Como toda ciudad medieval, Quedlinburg está levantada alrededor de un espacio central, la plaza, que era donde tradicionalmente se establecía el mercado. Por ese motivo, como en tantos otros lugares de Alemania, la plaza central de la localidad recibe el nombre de Plaza del Mercado. Es en ella donde el viajero que visite Quedlinburg podrá encontrar el Ayuntamiento de la ciudad, una edificación de estilo barroco que guarda en su interior la vieja estatua de Rolando, símbolo de la independencia de una ciudad que, gracias al monarca Otón III, gozó de derecho para acuñar moneda propia e instaurar su propia aduana.

castillo de Quedlinburg

Entre los lugares de obligada visita de Quedlinburg hay que destacar el conjunto compuesto por el castillo que mandara construir Enrique I y la antigua abadía que mandó construir su esposa y en donde, precisamente, reposan los restos mortales del matrimonio. Este conjunto se halla en la cima de un monte al que se asciende por una rampa. Desde este conjunto arquitectónico puede gozarse de una maravillosa vista tanto de la ciudad como de las tierras que las rodean, muchas ellas destinadas al cultivo de flores, que es una de las principales actividades económicas de Quedlinburg.
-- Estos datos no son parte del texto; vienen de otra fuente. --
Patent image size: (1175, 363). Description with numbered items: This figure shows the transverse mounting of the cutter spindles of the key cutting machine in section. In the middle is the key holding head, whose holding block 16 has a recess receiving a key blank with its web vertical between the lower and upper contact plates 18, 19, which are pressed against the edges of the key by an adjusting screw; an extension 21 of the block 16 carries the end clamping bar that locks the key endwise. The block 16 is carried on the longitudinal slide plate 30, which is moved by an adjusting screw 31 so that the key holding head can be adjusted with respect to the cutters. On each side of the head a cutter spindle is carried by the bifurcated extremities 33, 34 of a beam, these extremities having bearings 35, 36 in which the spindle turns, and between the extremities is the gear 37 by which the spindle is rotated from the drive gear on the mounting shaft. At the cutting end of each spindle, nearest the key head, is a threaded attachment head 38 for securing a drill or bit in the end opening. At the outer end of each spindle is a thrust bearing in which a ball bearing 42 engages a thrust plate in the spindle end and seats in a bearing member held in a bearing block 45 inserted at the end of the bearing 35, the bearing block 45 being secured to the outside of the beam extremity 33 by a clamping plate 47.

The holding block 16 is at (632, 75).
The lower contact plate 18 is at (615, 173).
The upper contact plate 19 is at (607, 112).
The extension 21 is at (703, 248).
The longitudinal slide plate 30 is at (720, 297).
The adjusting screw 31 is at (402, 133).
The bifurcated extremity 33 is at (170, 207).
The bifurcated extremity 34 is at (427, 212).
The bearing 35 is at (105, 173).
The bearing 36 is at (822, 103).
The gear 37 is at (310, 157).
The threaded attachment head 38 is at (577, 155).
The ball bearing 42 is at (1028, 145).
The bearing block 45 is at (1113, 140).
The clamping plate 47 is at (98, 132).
Quien visite el castillo de Quedlinburg debe tener presente que el castillo que se puede contemplar ahora no es el original que el monarca mandara construir en el siglo X, sino otro que se levantó después, en época renacentista. En el interior de este castillo, el visitante encontrará una magnífica biblioteca. Tampoco queda mucho de la antigua abadía de Quedlinburg, pero sí una magnífica colegiata de estilo románico, la colegiata de San Servacio, que posee una interesante cripta y una cámara del tesoro. Algunos de los tesoros más valiosos de esta cámara fueron robados por un soldado estadounidense durante la Segunda Guerra Mundial. Dichos objetos, que aparecieron en 1987, fueron devueltos a la iglesia, tras muchos litigios, en 1993.

Otros de los lugares dignos de ser visitados en Quedlinburg son las iglesias góticas de San Nicolás, de confesión evangelista, y San Benedicto. Junto a estas iglesias también destacan las de San Wiperti, que posee una pequeña cripta románica, y la de Santa Matilde, de estilo neogótico.